Profiles in OCSF are a way to uniformly add a set of attributes to one or more event classes or objects. Event classes provide the basic structure and type of an event, while objects provide the structure of complex types. Their definitions can indicate that additional attributes may be included with an event instance via profiles specified with the class or object definition. In effect, adding a profile or profiles to the definition gives you the permission to dynamically include those attributes. When constructing an event, you would add an OCSF profile name to the metadata.profiles array to mix-in the additional attributes with the event.
An event that has that profile applied is then a kind of that profile, as well as a kind of the event class. For example, if the Host profile was applied to the HTTP Activity class to add the actor.process making a request, the event would be queryable either via the metadata.profiles[] as Host or via class_name as HTTP Activity. If using Host other events from System Activity could also be returned with the same actor.

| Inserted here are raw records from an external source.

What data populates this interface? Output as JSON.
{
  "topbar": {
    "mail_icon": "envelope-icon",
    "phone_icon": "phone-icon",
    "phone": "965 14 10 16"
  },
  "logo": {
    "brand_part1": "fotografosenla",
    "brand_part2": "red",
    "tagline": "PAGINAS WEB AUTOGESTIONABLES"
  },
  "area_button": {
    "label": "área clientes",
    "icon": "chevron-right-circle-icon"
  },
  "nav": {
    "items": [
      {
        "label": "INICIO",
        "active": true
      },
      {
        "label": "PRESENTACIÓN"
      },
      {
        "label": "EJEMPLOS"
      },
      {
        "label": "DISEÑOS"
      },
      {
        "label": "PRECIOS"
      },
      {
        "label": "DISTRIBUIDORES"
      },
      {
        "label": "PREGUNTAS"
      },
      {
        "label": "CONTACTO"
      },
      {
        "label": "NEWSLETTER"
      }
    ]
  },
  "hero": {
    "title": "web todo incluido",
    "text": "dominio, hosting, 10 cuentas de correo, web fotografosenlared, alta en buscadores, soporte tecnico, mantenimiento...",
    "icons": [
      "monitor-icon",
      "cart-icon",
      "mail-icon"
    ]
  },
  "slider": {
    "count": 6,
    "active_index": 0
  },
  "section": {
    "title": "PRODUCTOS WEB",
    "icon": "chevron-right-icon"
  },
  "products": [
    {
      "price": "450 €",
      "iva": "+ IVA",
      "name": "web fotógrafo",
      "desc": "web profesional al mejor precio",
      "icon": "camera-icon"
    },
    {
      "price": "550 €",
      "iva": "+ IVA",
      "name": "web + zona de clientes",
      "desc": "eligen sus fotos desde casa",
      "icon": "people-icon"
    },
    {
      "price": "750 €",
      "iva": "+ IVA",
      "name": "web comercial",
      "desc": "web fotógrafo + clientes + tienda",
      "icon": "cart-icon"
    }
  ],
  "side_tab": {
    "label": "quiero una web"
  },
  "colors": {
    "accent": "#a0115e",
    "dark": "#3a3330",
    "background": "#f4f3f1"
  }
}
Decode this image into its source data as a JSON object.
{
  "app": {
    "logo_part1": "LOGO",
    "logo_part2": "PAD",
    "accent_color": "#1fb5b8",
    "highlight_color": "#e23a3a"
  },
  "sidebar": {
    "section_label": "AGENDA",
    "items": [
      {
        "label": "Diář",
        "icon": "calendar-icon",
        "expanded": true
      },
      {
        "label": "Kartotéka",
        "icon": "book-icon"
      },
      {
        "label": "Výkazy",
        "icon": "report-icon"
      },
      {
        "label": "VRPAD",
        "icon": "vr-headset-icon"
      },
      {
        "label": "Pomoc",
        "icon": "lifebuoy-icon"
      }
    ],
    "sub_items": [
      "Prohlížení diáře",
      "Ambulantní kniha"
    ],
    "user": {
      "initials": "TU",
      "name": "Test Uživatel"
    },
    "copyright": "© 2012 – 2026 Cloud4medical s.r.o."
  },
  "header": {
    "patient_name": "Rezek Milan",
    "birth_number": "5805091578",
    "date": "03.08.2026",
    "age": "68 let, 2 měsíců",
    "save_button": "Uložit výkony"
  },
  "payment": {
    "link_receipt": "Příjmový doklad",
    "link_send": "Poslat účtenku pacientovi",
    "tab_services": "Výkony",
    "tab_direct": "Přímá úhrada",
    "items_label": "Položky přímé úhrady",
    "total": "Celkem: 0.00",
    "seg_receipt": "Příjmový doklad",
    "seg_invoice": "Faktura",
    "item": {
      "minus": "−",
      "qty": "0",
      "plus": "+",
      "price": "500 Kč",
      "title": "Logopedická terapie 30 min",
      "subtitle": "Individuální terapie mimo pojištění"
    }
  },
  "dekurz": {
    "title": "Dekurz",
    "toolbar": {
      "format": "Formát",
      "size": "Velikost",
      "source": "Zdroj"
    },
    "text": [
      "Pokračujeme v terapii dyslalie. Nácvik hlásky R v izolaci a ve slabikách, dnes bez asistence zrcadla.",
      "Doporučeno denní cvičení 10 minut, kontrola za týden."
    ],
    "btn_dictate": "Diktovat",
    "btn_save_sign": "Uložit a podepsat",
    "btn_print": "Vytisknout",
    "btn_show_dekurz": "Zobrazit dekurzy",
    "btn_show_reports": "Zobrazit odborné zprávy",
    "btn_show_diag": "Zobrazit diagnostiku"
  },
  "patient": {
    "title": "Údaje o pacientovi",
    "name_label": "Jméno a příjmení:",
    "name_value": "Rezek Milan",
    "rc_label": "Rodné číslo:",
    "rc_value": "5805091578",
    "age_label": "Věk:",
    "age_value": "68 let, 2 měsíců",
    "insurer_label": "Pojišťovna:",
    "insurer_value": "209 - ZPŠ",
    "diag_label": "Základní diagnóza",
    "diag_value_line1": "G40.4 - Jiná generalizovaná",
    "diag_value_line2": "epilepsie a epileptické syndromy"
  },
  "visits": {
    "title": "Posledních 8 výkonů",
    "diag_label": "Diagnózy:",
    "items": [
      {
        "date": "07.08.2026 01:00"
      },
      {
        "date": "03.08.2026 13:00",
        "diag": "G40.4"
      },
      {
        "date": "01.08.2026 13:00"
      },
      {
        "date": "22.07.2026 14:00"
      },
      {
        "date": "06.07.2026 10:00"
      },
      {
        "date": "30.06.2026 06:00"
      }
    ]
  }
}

Not all of the attributes from the profile need be added together. For example, a profile with attributes A, B, C can be defined within the definition of class D and object E. Class D can include A and B, while object E can include attribute C. You can also build in a profile, by adding the attributes of the profile directly into your class, and referencing the profile in your class definition. In this case, as with class and object extensions, the profile defined requirements, group or description can be overridden within the definition of the class or object, although this is not recommended. Only the attribute data type and constraints cannot be overridden.